Il casellante racconta la storia - ambientata nel 1942, nel pieno della Seconda Guerra Mondiale - di Nino Zarcuto, trentenne dalla mano sinistra offesa per un incidente sul lavoro. L’uomo alterna la custodia e la manutenzione di uno tre caselli della linea Vigata-Sicudiana con l’attività di concertista presso un salone di barbiere. Il tutto sempre di comune accordo con sua moglie Minica, che dopo molti tentativi, anche grazie ai consigli e alle pratiche di una mammana, Nino riesce a mettere incinta.
La gravidanza tanto attesa e una vincita al lotto fanno pensare che la vita dei due sia baciata dalla fortuna. Invece, le cose prendono una svolta decisamente drammatica.
Racconto dalla piega favolistica, dicevo, come ormai Camilleri è solito fare nelle storie che non fanno parte del ciclo Montalbano. Una favola questo Casellante, dove lo scrittore siciliano con grande abilità riunisce un sistema di personaggi, di cui accentua i connotati grotteschi.
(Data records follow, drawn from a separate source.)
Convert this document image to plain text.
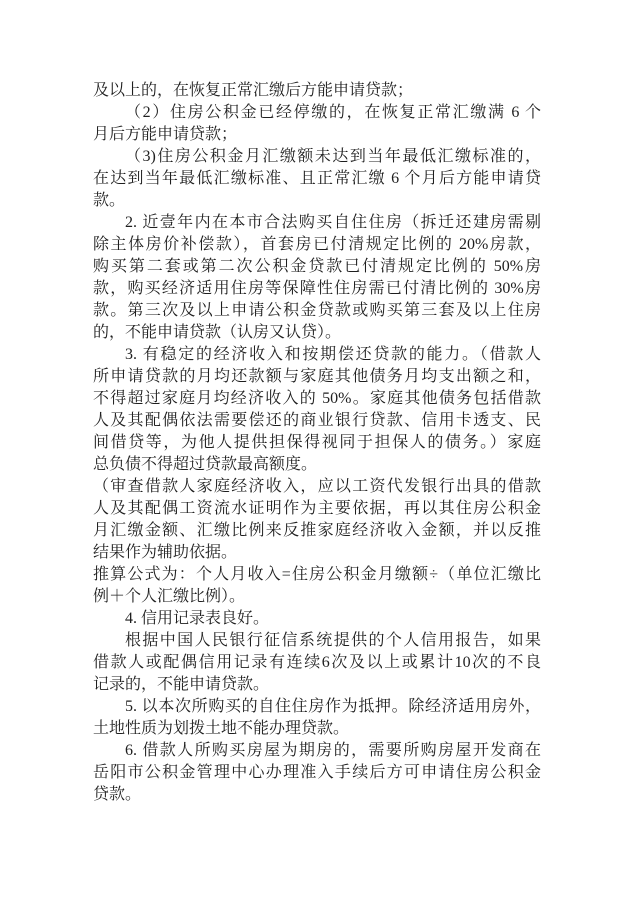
及以上的，在恢复正常汇缴后方能申请贷款；
（2）住房公积金已经停缴的，在恢复正常汇缴满 6 个
月后方能申请贷款；
（3)住房公积金月汇缴额未达到当年最低汇缴标准的，
在达到当年最低汇缴标准、且正常汇缴 6 个月后方能申请贷
款。
2. 近壹年内在本市合法购买自住住房（拆迁还建房需剔
除主体房价补偿款），首套房已付清规定比例的 20%房款，
购买第二套或第二次公积金贷款已付清规定比例的 50%房
款，购买经济适用住房等保障性住房需已付清比例的 30%房
款。第三次及以上申请公积金贷款或购买第三套及以上住房
的，不能申请贷款（认房又认贷）。
3. 有稳定的经济收入和按期偿还贷款的能力。（借款人
所申请贷款的月均还款额与家庭其他债务月均支出额之和，
不得超过家庭月均经济收入的 50%。家庭其他债务包括借款
人及其配偶依法需要偿还的商业银行贷款、信用卡透支、民
间借贷等，为他人提供担保得视同于担保人的债务。）家庭
总负债不得超过贷款最高额度。
（审查借款人家庭经济收入，应以工资代发银行出具的借款
人及其配偶工资流水证明作为主要依据，再以其住房公积金
月汇缴金额、汇缴比例来反推家庭经济收入金额，并以反推
结果作为辅助依据。
推算公式为：个人月收入=住房公积金月缴额÷（单位汇缴比
例＋个人汇缴比例）。
4. 信用记录表良好。
根据中国人民银行征信系统提供的个人信用报告，如果
借款人或配偶信用记录有连续6次及以上或累计10次的不良
记录的，不能申请贷款。
5. 以本次所购买的自住住房作为抵押。除经济适用房外，
土地性质为划拨土地不能办理贷款。
6. 借款人所购买房屋为期房的，需要所购房屋开发商在
岳阳市公积金管理中心办理准入手续后方可申请住房公积金
贷款。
Si pensi alla coppia apparentemente sterile che si rivolge a medici e praticone per risolvere il proprio problema. O all’uomo forte del regime sempre attento a cogliere eventuali vilipendi alla sacralità dei rituali fascisti. O al padrino che risolve ogni cosa e che costituisce la vera autorità del paese. Per non parlare degli aneddoti che caratterizzano il primo capitolo, dove da par suo, Camilleri racconta come si siano succeduti i vari custodi del casello.
Una piccola umanità che spesso si trova in balia di eventi più grandi di lei, tanto da dover a volte rinunciare alla propria umanità.
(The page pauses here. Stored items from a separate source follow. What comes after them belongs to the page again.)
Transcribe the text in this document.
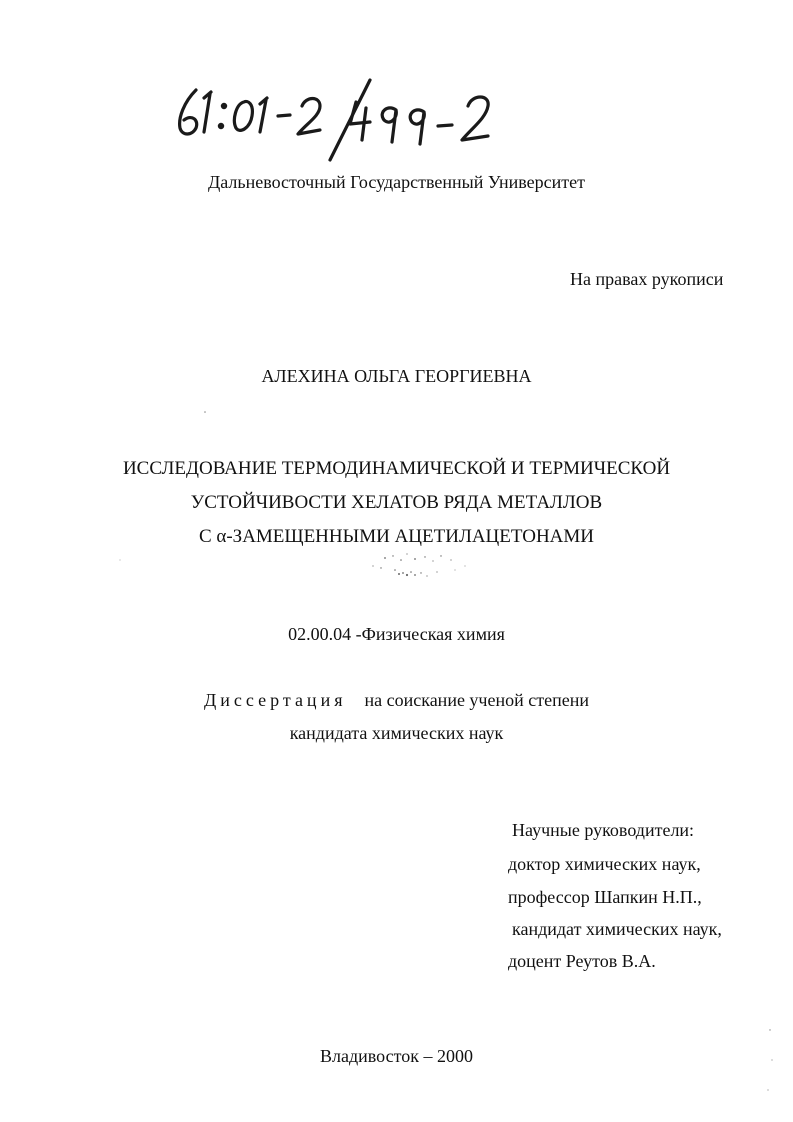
Дальневосточный Государственный Университет
На правах рукописи
АЛЕХИНА ОЛЬГА ГЕОРГИЕВНА
ИССЛЕДОВАНИЕ ТЕРМОДИНАМИЧЕСКОЙ И ТЕРМИЧЕСКОЙ
УСТОЙЧИВОСТИ ХЕЛАТОВ РЯДА МЕТАЛЛОВ
С α-ЗАМЕЩЕННЫМИ АЦЕТИЛАЦЕТОНАМИ
02.00.04 -Физическая химия
Диссертация на соискание ученой степени
кандидата химических наук
Научные руководители:
доктор химических наук,
профессор Шапкин Н.П.,
кандидат химических наук,
доцент Реутов В.А.
Владивосток – 2000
È quello che capita appunto, a Minica. Qui lo scrittore di Porto Empedocle innesta nel racconto quel tema della metamorfosi, da lui già trattato in Maruzza Musumeci, lì la trasformazione di una donna in sirena, in questo libro, invece, in un arbolo.
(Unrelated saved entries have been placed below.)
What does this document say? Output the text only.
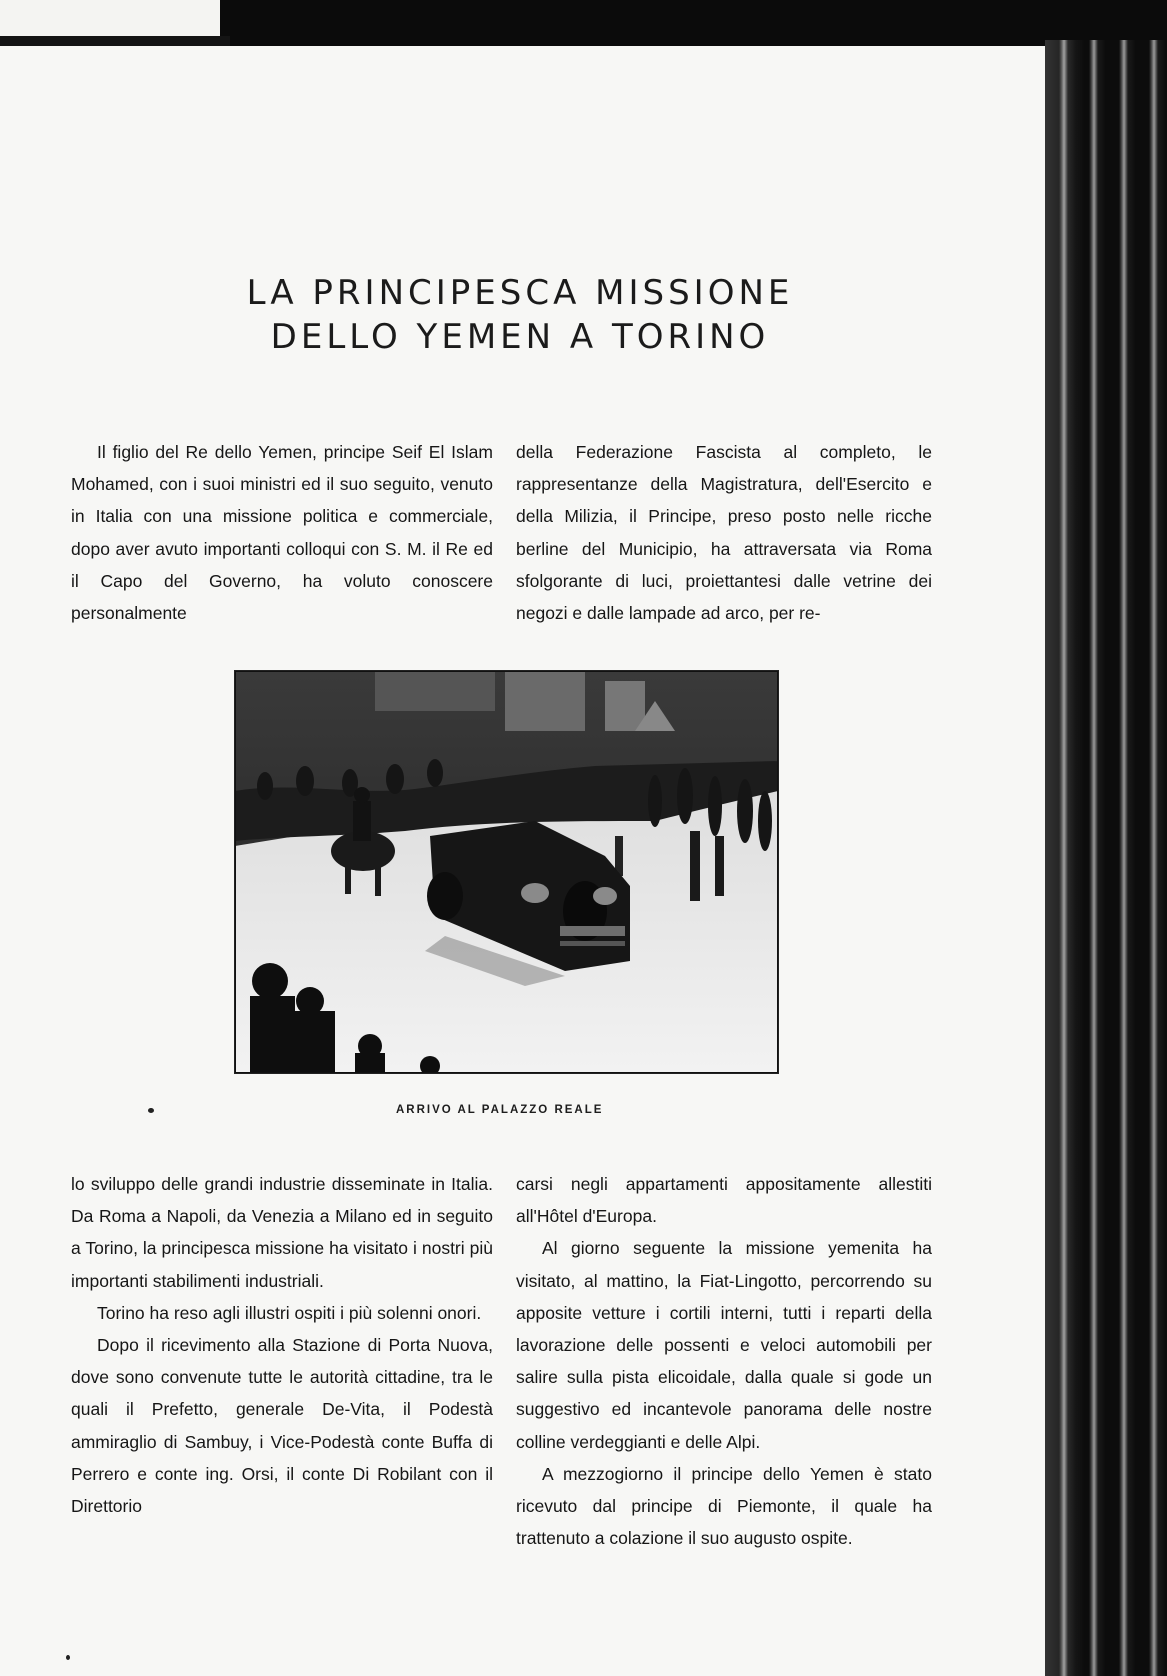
LA PRINCIPESCA MISSIONE
DELLO YEMEN A TORINO

Il figlio del Re dello Yemen, principe Seif El Islam Mohamed, con i suoi ministri ed il suo seguito, venuto in Italia con una missione politica e commerciale, dopo aver avuto importanti colloqui con S. M. il Re ed il Capo del Governo, ha voluto conoscere personalmente

della Federazione Fascista al completo, le rappresentanze della Magistratura, dell'Esercito e della Milizia, il Principe, preso posto nelle ricche berline del Municipio, ha attraversata via Roma sfolgorante di luci, proiettantesi dalle vetrine dei negozi e dalle lampade ad arco, per re-

ARRIVO AL PALAZZO REALE

lo sviluppo delle grandi industrie disseminate in Italia. Da Roma a Napoli, da Venezia a Milano ed in seguito a Torino, la principesca missione ha visitato i nostri più importanti stabilimenti industriali.

Torino ha reso agli illustri ospiti i più solenni onori.

Dopo il ricevimento alla Stazione di Porta Nuova, dove sono convenute tutte le autorità cittadine, tra le quali il Prefetto, generale De-Vita, il Podestà ammiraglio di Sambuy, i Vice-Podestà conte Buffa di Perrero e conte ing. Orsi, il conte Di Robilant con il Direttorio

carsi negli appartamenti appositamente allestiti all'Hôtel d'Europa.

Al giorno seguente la missione yemenita ha visitato, al mattino, la Fiat-Lingotto, percorrendo su apposite vetture i cortili interni, tutti i reparti della lavorazione delle possenti e veloci automobili per salire sulla pista elicoidale, dalla quale si gode un suggestivo ed incantevole panorama delle nostre colline verdeggianti e delle Alpi.

A mezzogiorno il principe dello Yemen è stato ricevuto dal principe di Piemonte, il quale ha trattenuto a colazione il suo augusto ospite.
Minica, dopo la terribile violenza di cui è vittima, non può più procreare. Per questo nella sua mente si innesca un meccanismo che la porta a volersi trasformare in una pianta così da stabilire un rapporto simbiotico con la natura, e tornare a far parte del ciclo vitale. La sua è una sorta di muta resistenza alla violenza della società degli uomini.
Una resistenza muta e folle che solo il marito può comprendere e assecondare perché mosso dall’amore: la cura come una pianta, concimandola, potandola, innestandola. Tenacia che darà alla fine i suoi risultati, con la creazione di una nuova Sacra Famiglia.
Uno dei migliori Camilleri degli ultimi tempi.